The project would be completed in phases and would take some three and a half years, meaning that unless the project is started almost immediately, it would likely remain incomplete by the end of Trump’s first term in office.
In remarks to law enforcement officials in Washington on Wednesday, Trump reported that the wall was being designed “right now.”
However, this week, DHS Secretary John Kelly told Congress that isn’t likely to happen, testifying only that construction would be “well under way” within two years. Kelly did restate the administration’s commitment to completing it, though, calling the border with Mexico a “gaping wound” in national security.
The wall, as a key element of Trump’s campaign for the Oval Office, has become a symbol of his effort to crack down on illegal immigration, and despite the cost and logistical difficulty of erecting it, is not something the president can afford to back away from.
He also cannot retreat on his repeated insistence that Mexico will pay for the construction, a promise that was largely viewed as a fantasy even before the cost of the construction was revealed to be far higher than Trump originally claimed.
The fuss over payment for the wall has already led to one of several foreign policy missteps by the new administration, with a planned visit from the Mexican president being scrapped after Trump found himself in a Twitter-based war of words with Mexican President Enrique Pena Nieto.

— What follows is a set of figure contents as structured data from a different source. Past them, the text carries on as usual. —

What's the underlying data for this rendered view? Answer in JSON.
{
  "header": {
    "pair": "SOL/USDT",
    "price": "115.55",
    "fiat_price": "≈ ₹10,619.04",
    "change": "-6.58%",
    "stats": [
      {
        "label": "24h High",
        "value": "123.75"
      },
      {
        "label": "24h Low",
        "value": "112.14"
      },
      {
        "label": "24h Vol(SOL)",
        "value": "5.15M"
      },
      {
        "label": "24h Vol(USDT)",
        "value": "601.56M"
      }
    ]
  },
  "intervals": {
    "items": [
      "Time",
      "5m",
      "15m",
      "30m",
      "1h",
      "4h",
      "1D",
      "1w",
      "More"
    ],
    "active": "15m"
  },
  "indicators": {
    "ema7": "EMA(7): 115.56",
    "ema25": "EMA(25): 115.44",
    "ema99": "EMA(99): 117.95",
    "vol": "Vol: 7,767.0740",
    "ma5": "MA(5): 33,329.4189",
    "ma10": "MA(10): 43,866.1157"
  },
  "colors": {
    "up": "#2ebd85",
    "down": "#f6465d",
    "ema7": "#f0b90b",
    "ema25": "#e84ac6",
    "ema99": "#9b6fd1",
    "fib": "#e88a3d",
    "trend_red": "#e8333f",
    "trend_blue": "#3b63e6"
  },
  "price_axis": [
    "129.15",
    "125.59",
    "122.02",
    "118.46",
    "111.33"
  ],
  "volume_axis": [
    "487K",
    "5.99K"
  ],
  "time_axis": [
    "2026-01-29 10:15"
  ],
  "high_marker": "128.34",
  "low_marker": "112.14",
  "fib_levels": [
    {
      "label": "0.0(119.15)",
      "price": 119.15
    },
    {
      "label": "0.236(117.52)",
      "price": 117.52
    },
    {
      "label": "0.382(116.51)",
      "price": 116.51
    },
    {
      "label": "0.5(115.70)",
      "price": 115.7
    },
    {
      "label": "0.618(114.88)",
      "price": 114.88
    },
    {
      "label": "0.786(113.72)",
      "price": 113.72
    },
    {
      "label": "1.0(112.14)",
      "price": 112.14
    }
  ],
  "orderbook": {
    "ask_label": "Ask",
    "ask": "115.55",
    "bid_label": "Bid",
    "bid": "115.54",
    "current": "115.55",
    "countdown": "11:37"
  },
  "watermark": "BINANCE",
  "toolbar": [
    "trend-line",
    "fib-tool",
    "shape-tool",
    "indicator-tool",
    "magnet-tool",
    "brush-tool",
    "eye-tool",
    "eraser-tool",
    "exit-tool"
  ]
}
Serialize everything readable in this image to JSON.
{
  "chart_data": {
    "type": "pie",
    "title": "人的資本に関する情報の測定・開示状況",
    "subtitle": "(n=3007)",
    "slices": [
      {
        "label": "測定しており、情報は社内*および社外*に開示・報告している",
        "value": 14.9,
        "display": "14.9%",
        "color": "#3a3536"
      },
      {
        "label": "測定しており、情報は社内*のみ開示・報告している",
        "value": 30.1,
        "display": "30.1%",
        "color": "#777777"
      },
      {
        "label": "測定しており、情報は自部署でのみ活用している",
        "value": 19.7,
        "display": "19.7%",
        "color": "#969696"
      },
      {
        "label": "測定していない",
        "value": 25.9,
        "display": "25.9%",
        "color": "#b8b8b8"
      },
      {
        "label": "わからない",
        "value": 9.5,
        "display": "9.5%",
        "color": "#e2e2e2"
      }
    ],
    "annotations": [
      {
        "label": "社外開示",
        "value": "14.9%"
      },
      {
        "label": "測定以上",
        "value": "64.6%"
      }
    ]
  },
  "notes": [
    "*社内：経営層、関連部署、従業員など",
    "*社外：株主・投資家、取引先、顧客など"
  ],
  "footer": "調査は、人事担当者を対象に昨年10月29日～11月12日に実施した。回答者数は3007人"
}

In an odd aside, prior to Trump’s decision to go after Pena Nieto on Twitter, the president had delivered a speech about Mexico that many saw as conciliatory. He said, “a strong and healthy economy in Mexico is very good for the United States — very, very good...I truly believe we can enhance the relation between our two nations to a degree not seen before, certainly in a very, very long time.”
According to The Washington Post, the language in Trump’s speech was tempered by his son-in-law and adviser, Jared Kushner, with an assist from Mexican Foreign Minister Luis Videgaray, who was in the White House prior to its delivery.
In a television appearance later that day, though, Pena Nieto restated his refusal to pay for the wall, leading Trump to suggest that the Mexican president should cancel his upcoming visit, which Pena Nieto promptly did.